Parsifal/Kaufmann est arrivé côté jardin à l’avant-scène, blouson anorak noir et chemise blanche (tout a son importance pour situer l’instant), il va lentement jusqu’à l’escalier puis retourne s’allonger sur le banc. Durant ce lent mouvement, apparait sur les trois écrans en même temps, un paysage enneigé et les ruines d’une église. Parsifal/ Kaufmann fixe un lon regard pensif et anxieux avant de voir cette belle vidéo remplacée par un défilé d’images de prisonniers dans des lits. La scène derrière lui s’éclaire, barreaux de cellules, banc en béton, salle centrale, gardiens qui apparaissent peu à peu.
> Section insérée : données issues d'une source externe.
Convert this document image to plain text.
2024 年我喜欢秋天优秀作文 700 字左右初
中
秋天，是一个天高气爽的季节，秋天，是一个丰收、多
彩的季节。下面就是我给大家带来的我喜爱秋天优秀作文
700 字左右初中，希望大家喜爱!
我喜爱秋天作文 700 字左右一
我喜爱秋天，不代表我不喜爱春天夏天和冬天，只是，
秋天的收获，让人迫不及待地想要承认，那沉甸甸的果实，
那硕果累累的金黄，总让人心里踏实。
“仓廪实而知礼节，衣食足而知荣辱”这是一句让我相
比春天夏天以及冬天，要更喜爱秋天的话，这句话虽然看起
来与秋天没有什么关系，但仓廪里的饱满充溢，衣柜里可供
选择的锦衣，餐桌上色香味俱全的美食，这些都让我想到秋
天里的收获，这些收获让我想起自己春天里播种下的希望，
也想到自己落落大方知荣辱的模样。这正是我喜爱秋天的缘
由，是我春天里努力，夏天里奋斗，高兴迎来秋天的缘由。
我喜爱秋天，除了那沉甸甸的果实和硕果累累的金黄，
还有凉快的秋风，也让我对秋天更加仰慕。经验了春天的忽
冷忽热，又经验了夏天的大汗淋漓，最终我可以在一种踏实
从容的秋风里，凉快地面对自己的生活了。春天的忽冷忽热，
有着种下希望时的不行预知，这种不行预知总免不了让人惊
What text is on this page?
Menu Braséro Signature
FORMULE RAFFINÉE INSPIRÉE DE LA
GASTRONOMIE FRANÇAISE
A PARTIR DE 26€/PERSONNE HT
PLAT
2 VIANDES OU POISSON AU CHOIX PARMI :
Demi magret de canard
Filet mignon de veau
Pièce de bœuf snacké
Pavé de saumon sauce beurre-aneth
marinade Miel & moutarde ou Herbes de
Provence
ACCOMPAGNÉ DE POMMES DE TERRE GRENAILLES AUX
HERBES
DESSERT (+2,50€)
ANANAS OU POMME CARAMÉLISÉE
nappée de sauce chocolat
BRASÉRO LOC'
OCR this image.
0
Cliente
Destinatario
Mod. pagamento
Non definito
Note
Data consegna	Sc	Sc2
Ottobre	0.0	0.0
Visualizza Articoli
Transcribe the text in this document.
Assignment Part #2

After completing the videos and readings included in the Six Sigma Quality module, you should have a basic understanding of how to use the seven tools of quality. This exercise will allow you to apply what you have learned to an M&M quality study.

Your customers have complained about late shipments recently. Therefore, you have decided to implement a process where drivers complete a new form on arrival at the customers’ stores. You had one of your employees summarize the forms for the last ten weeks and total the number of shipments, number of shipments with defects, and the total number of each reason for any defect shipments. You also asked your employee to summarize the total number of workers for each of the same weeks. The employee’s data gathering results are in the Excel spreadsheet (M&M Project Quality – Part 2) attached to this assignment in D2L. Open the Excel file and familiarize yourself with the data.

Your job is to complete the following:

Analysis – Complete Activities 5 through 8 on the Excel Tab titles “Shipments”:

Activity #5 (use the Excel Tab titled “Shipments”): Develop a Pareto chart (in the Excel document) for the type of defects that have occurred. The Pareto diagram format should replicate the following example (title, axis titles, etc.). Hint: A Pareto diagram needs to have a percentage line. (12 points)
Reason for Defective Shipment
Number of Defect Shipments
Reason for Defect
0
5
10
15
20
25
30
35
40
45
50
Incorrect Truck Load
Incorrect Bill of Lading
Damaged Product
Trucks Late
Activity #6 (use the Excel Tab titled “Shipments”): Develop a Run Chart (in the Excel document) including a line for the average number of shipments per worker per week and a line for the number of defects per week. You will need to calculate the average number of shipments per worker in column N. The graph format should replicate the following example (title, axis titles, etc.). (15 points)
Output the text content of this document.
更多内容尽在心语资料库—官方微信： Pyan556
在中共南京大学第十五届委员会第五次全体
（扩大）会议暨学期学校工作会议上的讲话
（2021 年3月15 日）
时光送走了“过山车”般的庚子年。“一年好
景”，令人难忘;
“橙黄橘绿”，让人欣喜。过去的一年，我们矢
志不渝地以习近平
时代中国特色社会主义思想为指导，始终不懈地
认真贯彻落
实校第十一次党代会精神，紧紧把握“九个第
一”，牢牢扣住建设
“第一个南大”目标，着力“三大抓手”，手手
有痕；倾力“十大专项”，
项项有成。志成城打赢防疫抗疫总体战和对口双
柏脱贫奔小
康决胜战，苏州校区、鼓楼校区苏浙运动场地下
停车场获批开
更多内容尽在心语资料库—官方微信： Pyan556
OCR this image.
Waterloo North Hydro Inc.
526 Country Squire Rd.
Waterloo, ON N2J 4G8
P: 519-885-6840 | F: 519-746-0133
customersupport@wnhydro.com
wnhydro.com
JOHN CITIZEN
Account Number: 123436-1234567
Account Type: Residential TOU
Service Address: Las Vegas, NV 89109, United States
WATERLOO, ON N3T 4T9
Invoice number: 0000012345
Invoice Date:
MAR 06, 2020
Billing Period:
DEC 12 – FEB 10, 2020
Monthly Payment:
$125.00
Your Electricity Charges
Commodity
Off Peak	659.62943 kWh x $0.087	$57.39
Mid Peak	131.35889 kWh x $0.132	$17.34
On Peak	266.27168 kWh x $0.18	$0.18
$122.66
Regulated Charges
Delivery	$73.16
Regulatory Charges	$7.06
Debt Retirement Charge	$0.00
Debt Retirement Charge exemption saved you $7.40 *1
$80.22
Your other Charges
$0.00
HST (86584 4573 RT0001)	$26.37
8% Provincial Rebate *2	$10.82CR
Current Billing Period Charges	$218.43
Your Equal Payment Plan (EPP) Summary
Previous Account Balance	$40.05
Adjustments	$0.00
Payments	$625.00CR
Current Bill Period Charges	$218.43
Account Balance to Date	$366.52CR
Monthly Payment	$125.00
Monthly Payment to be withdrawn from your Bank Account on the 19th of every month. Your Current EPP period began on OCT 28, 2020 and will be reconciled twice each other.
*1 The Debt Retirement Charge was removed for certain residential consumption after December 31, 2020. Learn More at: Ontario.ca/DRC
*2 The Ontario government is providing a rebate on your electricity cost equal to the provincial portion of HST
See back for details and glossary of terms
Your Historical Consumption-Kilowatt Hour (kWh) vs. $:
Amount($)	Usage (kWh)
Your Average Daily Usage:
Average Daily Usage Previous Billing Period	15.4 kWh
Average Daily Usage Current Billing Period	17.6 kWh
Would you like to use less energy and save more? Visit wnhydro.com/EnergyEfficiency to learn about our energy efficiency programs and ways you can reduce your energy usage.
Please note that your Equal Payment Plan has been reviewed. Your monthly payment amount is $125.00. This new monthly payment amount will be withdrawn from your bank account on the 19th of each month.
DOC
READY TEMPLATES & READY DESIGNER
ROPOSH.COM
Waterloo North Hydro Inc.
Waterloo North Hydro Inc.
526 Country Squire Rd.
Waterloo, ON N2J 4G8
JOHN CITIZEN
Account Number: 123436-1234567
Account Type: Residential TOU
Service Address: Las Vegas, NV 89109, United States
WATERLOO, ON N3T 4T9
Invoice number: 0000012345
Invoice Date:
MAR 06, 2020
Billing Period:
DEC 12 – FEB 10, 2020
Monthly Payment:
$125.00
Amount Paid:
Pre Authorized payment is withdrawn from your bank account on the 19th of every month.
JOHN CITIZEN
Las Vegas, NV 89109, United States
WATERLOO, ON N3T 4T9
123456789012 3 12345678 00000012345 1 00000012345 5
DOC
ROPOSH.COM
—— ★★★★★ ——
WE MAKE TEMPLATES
En haut défilent toujours, les visages en gros plan, les couchettes de fortune, la grosse laine des couvertures, les tatouages des corps – fil de fer barbelés, symboles divers- 

Parsifal/Kaufmann est arrivé au bout du voyage, se repose sur le banc de pierre, et se rappelle …

Alors vont surgir les ombres du passé.

L’ensemble de l’opéra se déroulera à la manière dont Parsifal/Kaufmann se remémorera ce passé complexe dans lequel, jeune fou, il avait débarqué de longues années auparavant pour avoir assassiné un prisonnier aux longues ailes de cygne tatouées dans le dos, et où le chef de la communauté des prisonniers de Montsalvat était Gurnemanz, un génie tatouage en tous genres.

Les chevaliers du Graal sont autant de prisonniers mauvais garçons, hauts en couleurs, admirablement dépeints à la manière de « De la maison des Morts » auquel on pense souvent, comme autants d’âmes qui se sont perdues un jour mais se retrouvent autour de leur meneur. Loin du Gurnemanz berger et gardien souvent aux allures de patriarche placide, ce Gurnemanz-là est lui-même un « bad boy » et son formidable don du tatouage voit l’occasion de s’épanouir dans cette prison sans horizon. Bien des symboles y passeront : la lance qui troue les corps, le calice du Graal, des croix, des chaines, des chapelets, et puis le symbole de leur communauté, un soleil très celtique qui orne aussi le poignet de Parsifal/Kaufmann.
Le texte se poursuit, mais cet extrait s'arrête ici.